The following is what he said in a low, metallic monotone: "Good morning, Sir. I am very pleased to meet you. Can you tell me what o'clock it is? I am much obliged. I wish to descend at Manchester. At what hour do we arrive there? There are few passengers to-day. The weather is fine. I beg your pardon if I do not make myself clear. I do not speak English perfectly as yet. No doubt I have need of much practice. Can I send a telegram from the next station? Is there a good hotel at Manchester? Will you do me the favour----"

"Stop," I cried, after having several times opened my mouth to answer one or other of his questions.

As soon as I spoke the words ended with a sudden click; the voice descended and became a scrape; at last silence.

"My dear Sir," said I, "I shall be happy to give you any information I can if you will ask one question at a time. You evidently speak English very well indeed."

His face lighted with approval of the compliment and then the whole performance began over again. Once more the wheeze, the scrape, the screech, the tick and all the rest of it. I became terrified at these painful impediments in his speech.

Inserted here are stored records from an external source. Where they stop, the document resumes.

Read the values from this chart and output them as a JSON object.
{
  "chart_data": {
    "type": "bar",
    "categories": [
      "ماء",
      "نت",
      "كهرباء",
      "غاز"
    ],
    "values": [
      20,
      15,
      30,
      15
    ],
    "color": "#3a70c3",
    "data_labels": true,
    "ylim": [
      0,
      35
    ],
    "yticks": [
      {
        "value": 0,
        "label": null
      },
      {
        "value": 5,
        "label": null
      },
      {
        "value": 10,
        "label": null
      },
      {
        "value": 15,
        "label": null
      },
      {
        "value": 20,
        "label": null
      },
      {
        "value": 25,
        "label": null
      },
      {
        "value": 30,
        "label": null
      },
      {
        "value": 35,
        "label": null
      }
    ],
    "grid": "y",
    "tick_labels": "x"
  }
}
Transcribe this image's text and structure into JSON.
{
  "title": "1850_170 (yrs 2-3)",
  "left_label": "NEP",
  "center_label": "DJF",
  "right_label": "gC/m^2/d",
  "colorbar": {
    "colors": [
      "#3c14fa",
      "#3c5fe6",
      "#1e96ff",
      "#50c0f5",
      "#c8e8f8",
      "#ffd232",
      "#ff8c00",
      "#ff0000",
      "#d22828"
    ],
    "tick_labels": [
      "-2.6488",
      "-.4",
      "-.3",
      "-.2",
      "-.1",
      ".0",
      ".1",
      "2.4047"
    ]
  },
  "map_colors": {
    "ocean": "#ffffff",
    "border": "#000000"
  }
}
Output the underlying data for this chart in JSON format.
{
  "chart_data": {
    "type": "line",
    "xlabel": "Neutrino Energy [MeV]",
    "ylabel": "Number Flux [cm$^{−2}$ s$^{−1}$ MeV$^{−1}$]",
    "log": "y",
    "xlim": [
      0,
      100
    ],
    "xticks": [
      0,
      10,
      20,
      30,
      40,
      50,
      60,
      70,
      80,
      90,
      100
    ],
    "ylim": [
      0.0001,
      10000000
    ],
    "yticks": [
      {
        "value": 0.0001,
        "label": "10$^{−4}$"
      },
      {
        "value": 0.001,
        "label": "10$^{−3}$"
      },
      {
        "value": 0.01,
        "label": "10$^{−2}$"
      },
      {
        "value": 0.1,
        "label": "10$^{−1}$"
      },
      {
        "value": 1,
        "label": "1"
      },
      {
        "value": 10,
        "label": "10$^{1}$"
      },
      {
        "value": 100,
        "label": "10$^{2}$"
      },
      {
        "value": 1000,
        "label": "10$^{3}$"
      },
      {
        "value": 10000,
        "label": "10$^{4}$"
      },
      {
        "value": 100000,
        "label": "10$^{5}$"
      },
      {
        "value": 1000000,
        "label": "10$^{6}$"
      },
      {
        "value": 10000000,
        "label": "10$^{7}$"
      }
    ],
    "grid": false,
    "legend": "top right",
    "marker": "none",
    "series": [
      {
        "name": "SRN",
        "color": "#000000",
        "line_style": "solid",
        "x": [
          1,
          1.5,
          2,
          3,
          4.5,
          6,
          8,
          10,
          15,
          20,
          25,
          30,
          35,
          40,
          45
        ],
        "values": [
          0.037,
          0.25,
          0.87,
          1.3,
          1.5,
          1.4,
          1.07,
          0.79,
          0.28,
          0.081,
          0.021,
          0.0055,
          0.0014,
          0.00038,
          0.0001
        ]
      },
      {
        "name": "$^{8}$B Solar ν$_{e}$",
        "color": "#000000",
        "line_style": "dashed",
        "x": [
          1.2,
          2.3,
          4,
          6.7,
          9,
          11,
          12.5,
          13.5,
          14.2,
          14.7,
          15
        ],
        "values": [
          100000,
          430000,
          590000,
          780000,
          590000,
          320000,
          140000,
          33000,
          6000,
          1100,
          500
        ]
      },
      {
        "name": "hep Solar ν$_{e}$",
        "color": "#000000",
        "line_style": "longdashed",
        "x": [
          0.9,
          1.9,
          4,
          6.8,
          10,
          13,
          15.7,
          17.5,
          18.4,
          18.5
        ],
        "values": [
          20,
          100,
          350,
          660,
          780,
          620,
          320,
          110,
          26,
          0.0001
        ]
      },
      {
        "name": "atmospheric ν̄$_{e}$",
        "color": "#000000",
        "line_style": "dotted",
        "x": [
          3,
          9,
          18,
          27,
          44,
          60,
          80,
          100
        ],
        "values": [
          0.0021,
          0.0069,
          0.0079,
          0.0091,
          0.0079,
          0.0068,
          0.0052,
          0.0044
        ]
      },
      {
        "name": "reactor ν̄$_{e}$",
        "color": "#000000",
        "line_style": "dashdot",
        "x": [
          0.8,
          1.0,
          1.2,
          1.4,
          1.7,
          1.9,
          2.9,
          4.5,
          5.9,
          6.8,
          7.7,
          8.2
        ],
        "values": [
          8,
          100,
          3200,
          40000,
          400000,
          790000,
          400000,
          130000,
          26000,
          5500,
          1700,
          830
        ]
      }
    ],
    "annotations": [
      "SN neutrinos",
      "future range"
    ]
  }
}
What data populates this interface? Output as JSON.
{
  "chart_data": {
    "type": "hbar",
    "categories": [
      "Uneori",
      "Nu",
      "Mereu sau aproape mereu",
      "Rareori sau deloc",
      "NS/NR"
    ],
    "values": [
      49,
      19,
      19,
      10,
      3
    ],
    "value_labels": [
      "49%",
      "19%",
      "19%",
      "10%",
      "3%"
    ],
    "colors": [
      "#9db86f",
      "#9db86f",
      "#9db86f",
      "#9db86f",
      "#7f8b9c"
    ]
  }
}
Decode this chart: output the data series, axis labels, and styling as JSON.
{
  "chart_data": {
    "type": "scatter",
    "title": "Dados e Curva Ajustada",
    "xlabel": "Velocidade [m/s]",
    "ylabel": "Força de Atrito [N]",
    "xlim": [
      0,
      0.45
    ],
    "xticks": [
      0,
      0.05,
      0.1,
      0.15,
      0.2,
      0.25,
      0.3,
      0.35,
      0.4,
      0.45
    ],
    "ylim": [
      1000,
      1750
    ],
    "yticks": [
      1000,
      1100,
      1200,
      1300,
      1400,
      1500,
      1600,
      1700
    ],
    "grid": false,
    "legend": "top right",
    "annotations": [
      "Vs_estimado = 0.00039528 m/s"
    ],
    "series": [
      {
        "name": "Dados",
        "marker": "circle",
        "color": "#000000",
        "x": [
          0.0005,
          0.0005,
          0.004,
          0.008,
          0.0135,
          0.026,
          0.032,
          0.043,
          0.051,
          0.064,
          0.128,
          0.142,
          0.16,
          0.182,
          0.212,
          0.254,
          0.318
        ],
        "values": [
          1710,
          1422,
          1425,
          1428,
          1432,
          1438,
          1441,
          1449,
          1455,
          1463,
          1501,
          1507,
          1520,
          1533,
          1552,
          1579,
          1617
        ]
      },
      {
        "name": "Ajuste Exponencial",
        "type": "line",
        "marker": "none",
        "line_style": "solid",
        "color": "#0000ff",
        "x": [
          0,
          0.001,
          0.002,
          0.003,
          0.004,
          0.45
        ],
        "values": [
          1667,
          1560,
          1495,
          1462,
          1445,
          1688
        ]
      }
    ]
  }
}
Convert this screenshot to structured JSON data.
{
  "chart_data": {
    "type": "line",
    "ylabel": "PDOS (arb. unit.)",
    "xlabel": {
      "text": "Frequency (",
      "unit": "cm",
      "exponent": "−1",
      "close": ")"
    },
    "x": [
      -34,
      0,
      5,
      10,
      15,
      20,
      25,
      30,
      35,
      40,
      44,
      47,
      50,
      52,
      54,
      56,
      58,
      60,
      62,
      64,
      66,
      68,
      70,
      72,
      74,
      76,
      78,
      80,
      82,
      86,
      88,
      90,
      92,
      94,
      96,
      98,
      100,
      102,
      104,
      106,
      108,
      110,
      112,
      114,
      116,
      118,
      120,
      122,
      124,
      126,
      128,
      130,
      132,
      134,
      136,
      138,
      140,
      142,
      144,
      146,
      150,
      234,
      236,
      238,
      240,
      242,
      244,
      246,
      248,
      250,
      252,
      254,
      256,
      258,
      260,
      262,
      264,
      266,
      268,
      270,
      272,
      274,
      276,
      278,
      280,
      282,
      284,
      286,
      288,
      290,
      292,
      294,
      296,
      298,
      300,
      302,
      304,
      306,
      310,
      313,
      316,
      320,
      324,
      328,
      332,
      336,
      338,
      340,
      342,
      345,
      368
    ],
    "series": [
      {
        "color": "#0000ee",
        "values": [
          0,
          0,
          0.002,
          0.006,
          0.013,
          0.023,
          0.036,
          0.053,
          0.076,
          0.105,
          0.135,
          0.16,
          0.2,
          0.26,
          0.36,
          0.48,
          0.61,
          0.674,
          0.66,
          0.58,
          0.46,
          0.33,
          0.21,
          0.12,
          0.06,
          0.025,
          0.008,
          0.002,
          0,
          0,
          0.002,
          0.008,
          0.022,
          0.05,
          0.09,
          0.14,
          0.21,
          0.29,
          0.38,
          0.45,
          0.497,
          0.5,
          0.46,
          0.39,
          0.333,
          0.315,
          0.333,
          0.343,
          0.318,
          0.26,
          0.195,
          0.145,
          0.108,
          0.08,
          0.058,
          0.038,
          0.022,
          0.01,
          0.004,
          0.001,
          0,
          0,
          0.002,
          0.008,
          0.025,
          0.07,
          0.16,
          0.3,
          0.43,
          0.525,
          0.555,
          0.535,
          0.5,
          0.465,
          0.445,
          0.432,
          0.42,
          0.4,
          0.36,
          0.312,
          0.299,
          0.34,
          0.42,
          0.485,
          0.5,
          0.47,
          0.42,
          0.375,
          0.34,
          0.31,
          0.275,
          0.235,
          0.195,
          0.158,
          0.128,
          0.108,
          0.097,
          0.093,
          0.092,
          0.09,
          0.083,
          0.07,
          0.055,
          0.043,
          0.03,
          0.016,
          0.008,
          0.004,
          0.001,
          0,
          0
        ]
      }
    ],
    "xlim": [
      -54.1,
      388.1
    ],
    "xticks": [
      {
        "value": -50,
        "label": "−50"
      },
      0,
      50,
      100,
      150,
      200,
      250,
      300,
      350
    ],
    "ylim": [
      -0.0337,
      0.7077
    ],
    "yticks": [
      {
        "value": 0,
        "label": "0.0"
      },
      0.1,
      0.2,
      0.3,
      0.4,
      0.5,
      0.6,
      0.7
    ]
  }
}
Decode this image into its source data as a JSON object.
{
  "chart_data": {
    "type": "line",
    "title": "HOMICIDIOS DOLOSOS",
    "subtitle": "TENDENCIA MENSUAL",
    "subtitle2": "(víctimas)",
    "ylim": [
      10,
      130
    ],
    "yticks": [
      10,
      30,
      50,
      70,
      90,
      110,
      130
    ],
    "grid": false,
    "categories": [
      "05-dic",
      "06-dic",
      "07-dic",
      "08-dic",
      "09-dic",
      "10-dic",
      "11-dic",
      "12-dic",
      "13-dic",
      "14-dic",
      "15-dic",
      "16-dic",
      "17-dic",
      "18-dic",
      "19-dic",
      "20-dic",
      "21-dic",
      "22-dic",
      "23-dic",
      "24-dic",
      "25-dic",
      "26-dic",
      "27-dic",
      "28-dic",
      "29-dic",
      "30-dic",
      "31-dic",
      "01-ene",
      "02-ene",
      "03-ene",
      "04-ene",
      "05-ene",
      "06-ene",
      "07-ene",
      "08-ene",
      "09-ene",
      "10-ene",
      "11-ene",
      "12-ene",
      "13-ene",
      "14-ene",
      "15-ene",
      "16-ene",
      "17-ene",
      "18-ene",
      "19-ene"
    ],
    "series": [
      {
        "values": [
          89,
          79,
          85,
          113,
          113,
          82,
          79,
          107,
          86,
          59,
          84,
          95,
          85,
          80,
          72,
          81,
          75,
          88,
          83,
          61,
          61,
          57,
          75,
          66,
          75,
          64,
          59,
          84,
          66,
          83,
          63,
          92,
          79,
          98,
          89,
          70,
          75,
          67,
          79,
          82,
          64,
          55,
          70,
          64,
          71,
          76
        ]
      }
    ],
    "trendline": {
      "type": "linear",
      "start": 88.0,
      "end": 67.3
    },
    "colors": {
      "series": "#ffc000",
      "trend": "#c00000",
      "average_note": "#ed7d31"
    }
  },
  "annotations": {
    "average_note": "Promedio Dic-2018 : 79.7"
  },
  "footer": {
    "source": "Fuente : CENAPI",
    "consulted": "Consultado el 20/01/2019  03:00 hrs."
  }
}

I remembered that somebody had once told me what to do on such occasions. It was either to throw the patient upon his back and move his arms up and down in a travesty of rowing or to slap him violently on the back. Seeing that the stranger was several times larger than myself I chose with diffidence the latter course. Rising to my feet I turned him round and thumped his back vigorously. He received the treatment with amiable smiles. Next he produced from his pocket a booklet, which he handed to me with a polite bow, desisting entirely from his menagerie noises.

I am of a nervous temperament and needed some minutes' rest in which to collect myself. Then I began to examine the stranger's gift.

It was a well-printed pamphlet, obviously an advertisement:--

"HOW TO LEARN FOREIGN LANGUAGES. _The One Truly Scientific Method._

The only way to acquire the real accent of the native is to listen repeatedly to the language spoken by a native. With our phonograph No. 0034 and a selection of suitable records the student may listen for as many hours daily as he chooses to the voice of a native speaking his own language."

Lower down I saw: "Contents of Records. No. 1, At the Hotel; No. 2, At the Railway Station; No. 3, In the Train." Ah! there it was--the whole monologue:--

"Good morning, Sir. I am very pleased to meet you. Can you tell me----?"

The explanation relieved me; I turned to my fellow-traveller.

"My dear Sir," said I, "I congratulate you on being the perfect pupil. Your teacher, could it feel such emotions, would be proud of you. Only to an exceptional student can it be given so faithfully to reproduce 'His Master's Voice.'"

* * * * *

FIGURE-HEADS.

"You never see a decent figure-'ead, Not now," Bill said; "A fiddlin' bit o' scrollwork at the bow, That's the most now; But Lord! I've seen some beauties, more 'n a few, An' some rare rum uns too.